他知道在这个状态下,晚上是没办法入眠的。
正如刚回国的那几天的状态一样。
而除此之外,更多是觉得愕然。
苏稚棠不在身边对他的影响比他所以为的还大。
房子空旷了很多,总觉得好像少了什么。居家工作的时候下意识地想要往旁边摸摸,却发现身边空了一片。

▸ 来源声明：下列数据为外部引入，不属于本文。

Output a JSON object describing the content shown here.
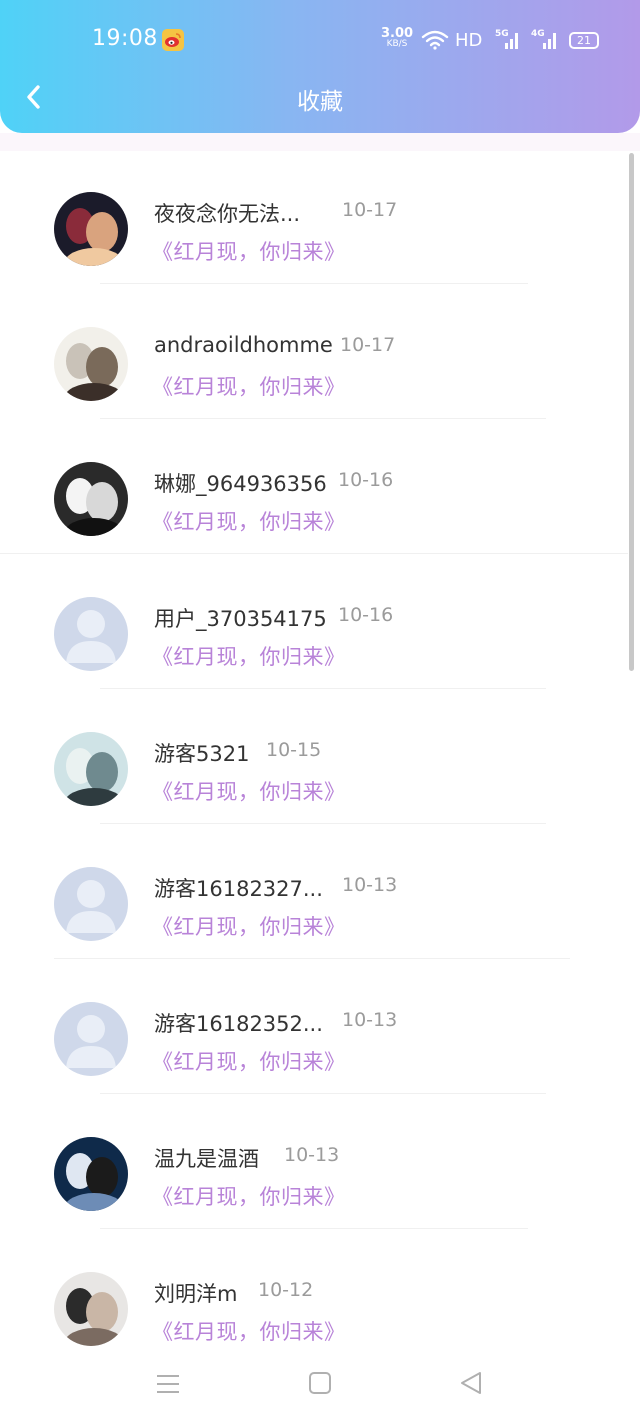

甚至连那抹总是萦绕在身边的,让人心旷神怡的浅淡花香也一并消失了个干净。
白砚疏觉得自己就像一个得不到满足的瘾君子。
他抬手在突突跳着的额角处按了按,心知这样的状态显然不对。也让私人医生来检查过。
他的身体没有任何问题。
这就奇怪了……
白砚疏沉了沉气息,眼眸愈发暗沉。
怎么就离不得了呢。
他断了思绪,打开手机看着管家发过来的小乖的视频。
小家伙性格虽然难驯,但不得不说,它是他见过的最机灵的动物了。
或许是知道越闹腾,就越不能被他带在身边,最近安分了不少。
就是不知道这一向狡猾的动物,是真的安分了,还是故意装给他们看的。
白砚疏的指尖在手机的边缘轻轻摩挲。
那只茶色白金狐在自己的小窝里,安安分分地将身子窝成一圈狐狸贝果。
眼睛闭上的时候眼尾向上扬着。真像苏稚棠百无聊赖地陪在他身边蜷缩着身子昏昏欲睡的样子。
意识到自己又不可避免地在想她了,沉默了片刻。
黑暗中传来了一声不轻不重的叹息,转而看向和苏稚棠的聊天框,除了他问的那句‘到酒店了吗?’之外,空空如也。
连带着他心也空落落的。
轻轻啧了一声,眉头微拧。
小没良心的……就这么一会儿心就野了。
是不是再过几天就干脆忘记家里还有个他了?
白砚疏颇有被放生之感,心中说不出来的气闷。
觉得还是得把人放在眼皮子底下养着。
他面上的冷意渐显,正准备关上手机,就看见和艾勒尔聊天框里出现了一张照片。
他眼里已经没了温度,这会儿这家伙正是撞在了枪口上,打算拿他泄愤呢,就被照片里的内容吸引。
是一张他拍视角下的实况照片。
画面的中心正是自己心里头还念着的小姑娘。
画面有些糊也有些暗,似乎是在包厢之类的地方,背景音有些嘈杂。
而她在这昏暗的环境里白得明显,很轻易就能将人的注意吸引了去。
她孤零零地一个人坐着,眼皮轻垂,长长而直的睫毛像一片小刷子。
白砚疏还记得那触感多细多软。
纤细的手捧着一个小酒杯,养出来的一点点脸颊肉微鼓,正小心翼翼地嘬着杯中的液体。
仅仅是小鸡啄米似地碰了一口,似乎是觉得不太好喝,便轻轻蹙起了眉。
那细微的小神态动人极了。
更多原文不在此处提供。